Introduction: While WHO Grade I and Grade III meningiomas are clinically and molecularly well-described,
Grade II tumors, comprising 20% of all meningiomas, are less understood. This class
exhibits features of a distinct oncologic entity, such as varied treatment responsivity,
natural history, and increased malignant potential. However, incomplete characterization
of Grade II meningiomas limits the ability to tailor therapy to this intermediate
grade. Therefore, the goal of this study was to determine if genetic features distinguish
Grade II from Grade I tumors.
Methods: Through a retrospective chart review, 95 patients were identified who underwent surgical
resection of intracranial meningiomas at our institution between 2008 and 2018. Following
exclusion criteria application, formalin-preserved samples, which were collected intraoperatively,
from nine WHO Grade I and ten WHO Grade II meningiomas underwent bulk mRNA sequencing.

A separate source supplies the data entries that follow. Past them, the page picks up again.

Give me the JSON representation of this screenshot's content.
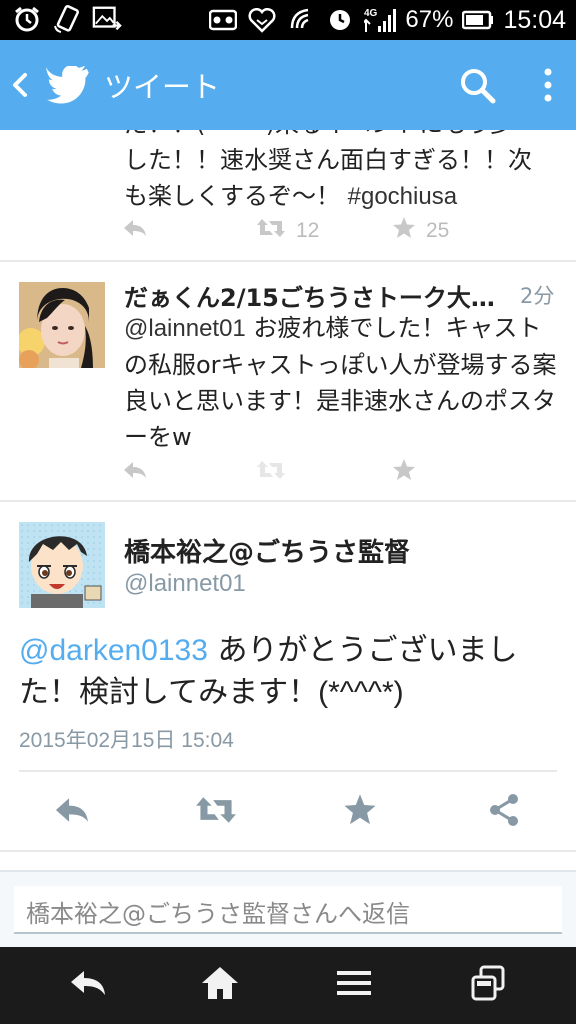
{
  "status_bar": {
    "battery_percent": "67%",
    "time": "15:04",
    "network": "4G",
    "icons_left": [
      "alarm-icon",
      "rotate-icon",
      "photo-icon"
    ],
    "icons_right": [
      "voicemail-icon",
      "heart-icon",
      "nfc-icon",
      "clock-icon",
      "signal-icon",
      "battery-icon"
    ]
  },
  "action_bar": {
    "title": "ツイート",
    "color": "#55acee"
  },
  "tweet1": {
    "text_line0": "だ！！(^^^)来るイベントにもう少",
    "text_line1": "した！！速水奨さん面白すぎる！！次",
    "text_line2": "も楽しくするぞ〜！ ",
    "hashtag": "#gochiusa",
    "retweets": "12",
    "favorites": "25"
  },
  "tweet2": {
    "name": "だぁくん2/15ごちうさトーク大…",
    "time": "2分",
    "mention": "@lainnet01",
    "text_after_mention": " お疲れ様でした！キャストの私服orキャストっぽい人が登場する案良いと思います！是非速水さんのポスターをw"
  },
  "main_tweet": {
    "name": "橋本裕之@ごちうさ監督",
    "handle": "@lainnet01",
    "mention": "@darken0133",
    "text": " ありがとうございました！検討してみます！",
    "emoticon": "(*^^^*)",
    "date": "2015年02月15日 15:04"
  },
  "reply": {
    "placeholder": "橋本裕之@ごちうさ監督さんへ返信"
  },
  "colors": {
    "accent": "#55acee",
    "muted": "#8899a6",
    "icon_gray": "#bbbbbb"
  }
}
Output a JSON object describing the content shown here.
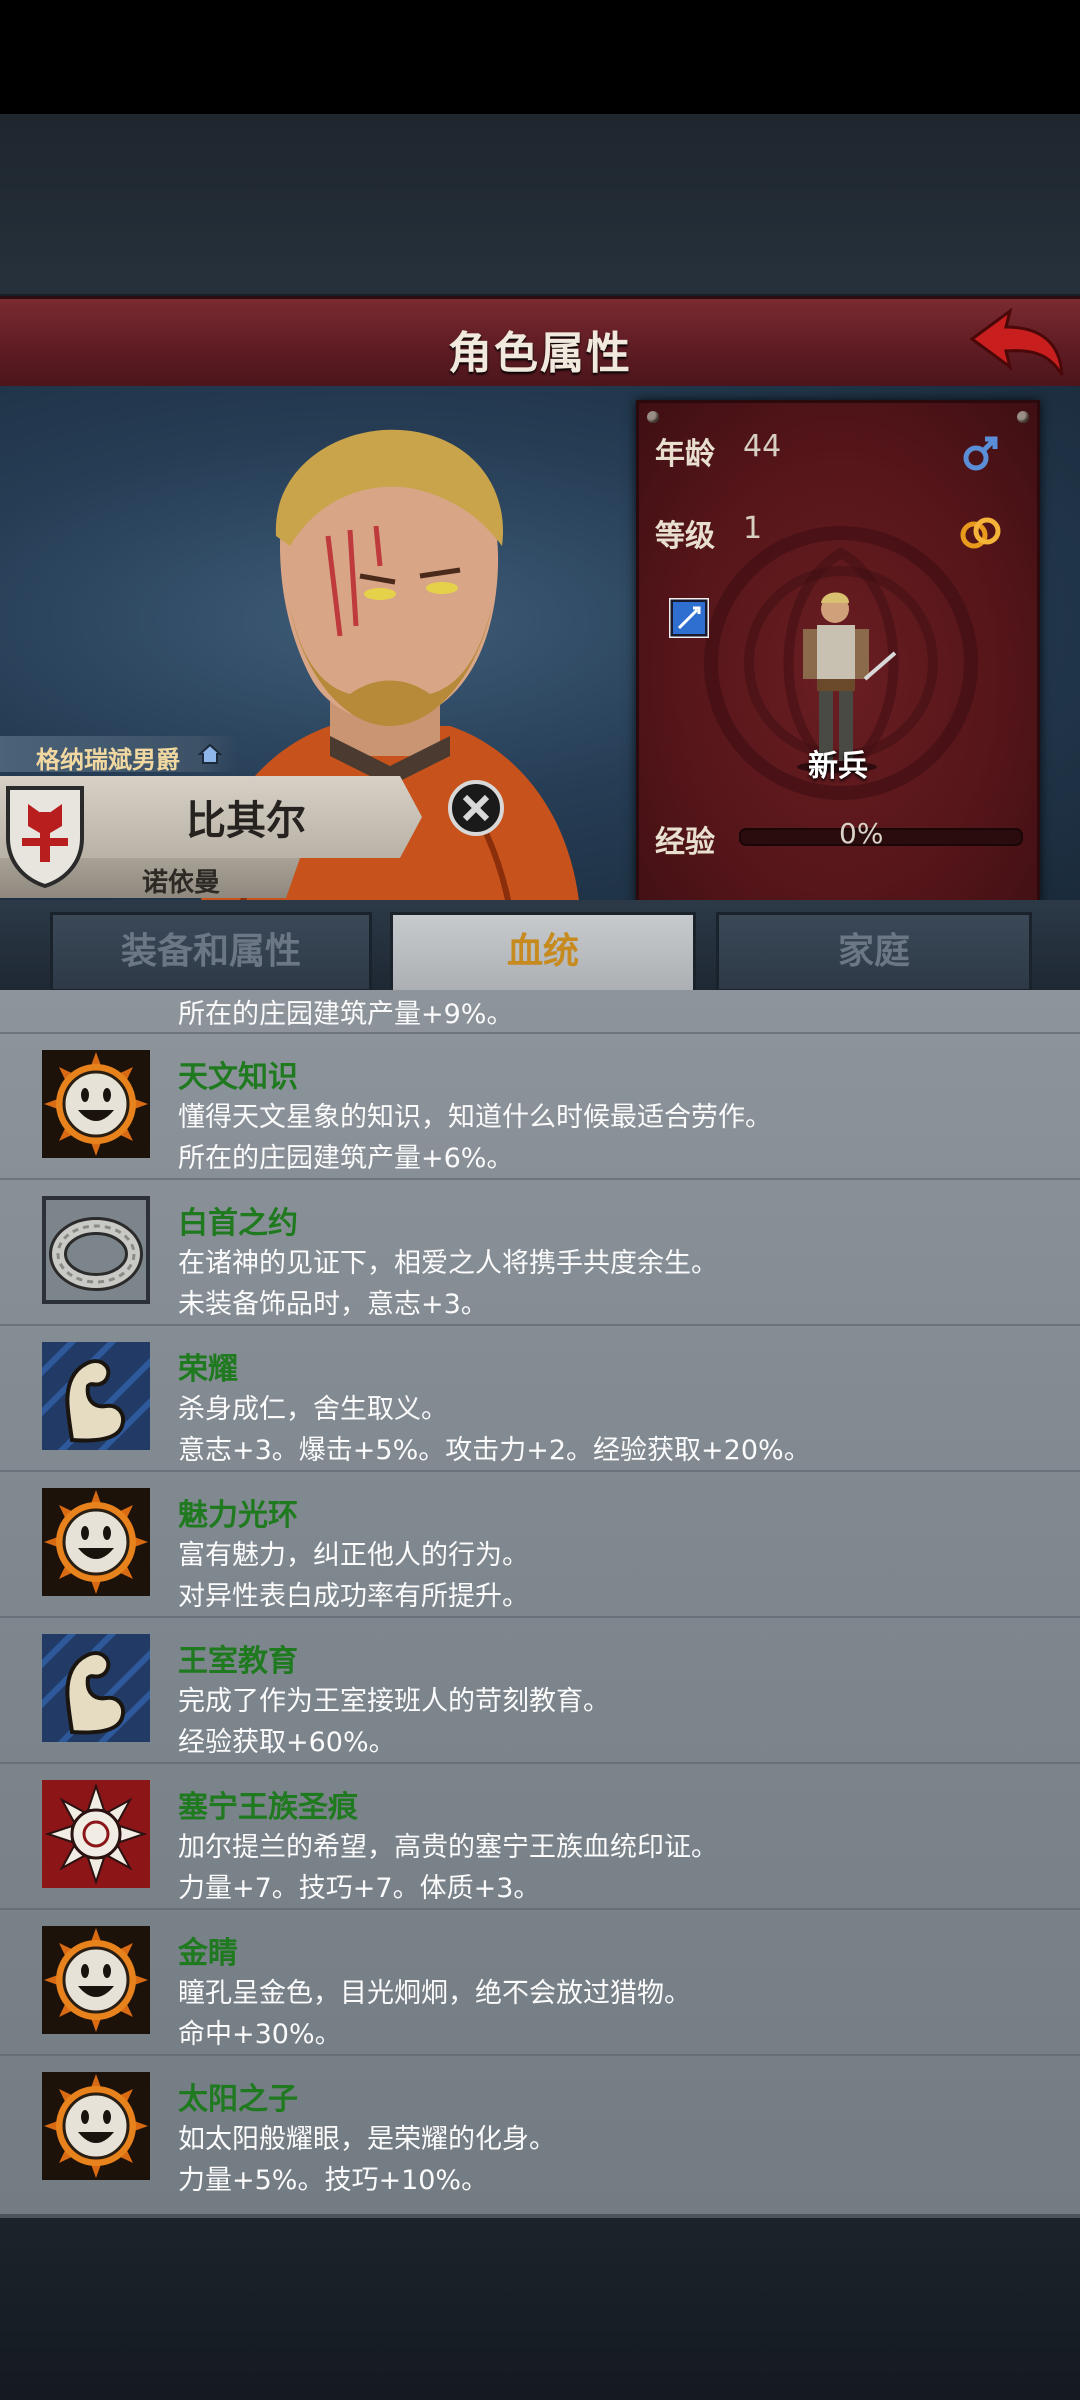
{
  "screen": {
    "title": "角色属性"
  },
  "character": {
    "title_tag": "格纳瑞斌男爵",
    "name": "比其尔",
    "house": "诺依曼",
    "age_label": "年龄",
    "age": "44",
    "level_label": "等级",
    "level": "1",
    "class_name": "新兵",
    "exp_label": "经验",
    "exp_value": "0%",
    "exp_fraction": 0
  },
  "tabs": [
    {
      "label": "装备和属性",
      "active": false
    },
    {
      "label": "血统",
      "active": true
    },
    {
      "label": "家庭",
      "active": false
    }
  ],
  "partial_trait": {
    "effect": "所在的庄园建筑产量+9%。",
    "icon": "smiley-sun-icon"
  },
  "traits": [
    {
      "name": "天文知识",
      "desc": "懂得天文星象的知识，知道什么时候最适合劳作。",
      "effect": "所在的庄园建筑产量+6%。",
      "icon": "smiley-sun-icon"
    },
    {
      "name": "白首之约",
      "desc": "在诸神的见证下，相爱之人将携手共度余生。",
      "effect": "未装备饰品时，意志+3。",
      "icon": "ring-icon"
    },
    {
      "name": "荣耀",
      "desc": "杀身成仁，舍生取义。",
      "effect": "意志+3。爆击+5%。攻击力+2。经验获取+20%。",
      "icon": "muscle-arm-icon"
    },
    {
      "name": "魅力光环",
      "desc": "富有魅力，纠正他人的行为。",
      "effect": "对异性表白成功率有所提升。",
      "icon": "smiley-sun-icon"
    },
    {
      "name": "王室教育",
      "desc": "完成了作为王室接班人的苛刻教育。",
      "effect": "经验获取+60%。",
      "icon": "muscle-arm-icon"
    },
    {
      "name": "塞宁王族圣痕",
      "desc": "加尔提兰的希望，高贵的塞宁王族血统印证。",
      "effect": "力量+7。技巧+7。体质+3。",
      "icon": "royal-sun-emblem-icon"
    },
    {
      "name": "金睛",
      "desc": "瞳孔呈金色，目光炯炯，绝不会放过猎物。",
      "effect": "命中+30%。",
      "icon": "smiley-sun-icon"
    },
    {
      "name": "太阳之子",
      "desc": "如太阳般耀眼，是荣耀的化身。",
      "effect": "力量+5%。技巧+10%。",
      "icon": "smiley-sun-icon"
    }
  ],
  "colors": {
    "trait_name": "#1f7a1f",
    "active_tab_text": "#c68a1f",
    "title_bar": "#6a2229"
  }
}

Notably, these primary analyses were performed in two separate experiments, but transcriptomic
results were normalized to internal control genes to address the resulting batch effects.
Differential expression analysis yielded fold-change (Grade II over Grade I) and multiple-test-corrected
significance (q-value < 0.05) values for each of the 45,000 genes assessed. Gene-set enrichment analysis
(GSEA), with each gene weighted by its differential expression, was then performed
using the Molecular Signatures Database (MSiG) and each of its nine human reference
gene-sets. Normalized enrichment scores (positive equals enriched in Grade II over
Grade I) and q-values were produced for each of the reference ontology terms.
Results: A total of 28,869 genes had sufficient expression in all samples for further analysis.
Compared to Grade I, Grade II meningiomas displayed an increased average expression
of 3,512 genes and decreased average expression of 5,615 genes ([Fig. 1A]). To better understand the biological relevance of these transcriptomic differences,
GSEA uncovered 11,433 unique ontology terms significantly altered in Grade II tumors
([Fig. 1B]). Interestingly, 10,057 of these pathways were enriched in Grade II (Normalized
Enrichment Score > 1.23; q-value < 0.05). In terms of degree of enrichment, immunologic functions and cell-type
determinants represented 65% and 31% of the top 100 terms, respectively. We next focused
on the Hallmark library of MSiG, which provides a more general picture of pathway
enrichment ([Fig. 2]). Among the top 10 enriched pathways, several metabolic functions, including oxidative
phosphorylation and glycolysis, were upregulated in Grade II meningiomas. Similarly,
there was a significant increase in the cellular stress pathways involving p53, hypoxia
responses, reactive oxygen species production, and the epithelial-mesenchymal transition.
Immunologic regulation, including MTORC1 signaling and TNF-alpha signaling via NFKB,
was also meaningfully elevated.
Conclusion: Through bulk transcriptomic analysis, the present study detected functionally relevant
alterations in Grade II meningiomas which distinguish this class from Grade I tumors.
Specifically, enhanced expression of metabolic, cellular stress, and immunologic pathways
potentially underly the higher clinical severity of Grade II tumors. Future studies
will seek to further uncover the specific mediators of these hallmarks and ascertain
their mechanistic impact and potential role in treating Grade II meningiomas.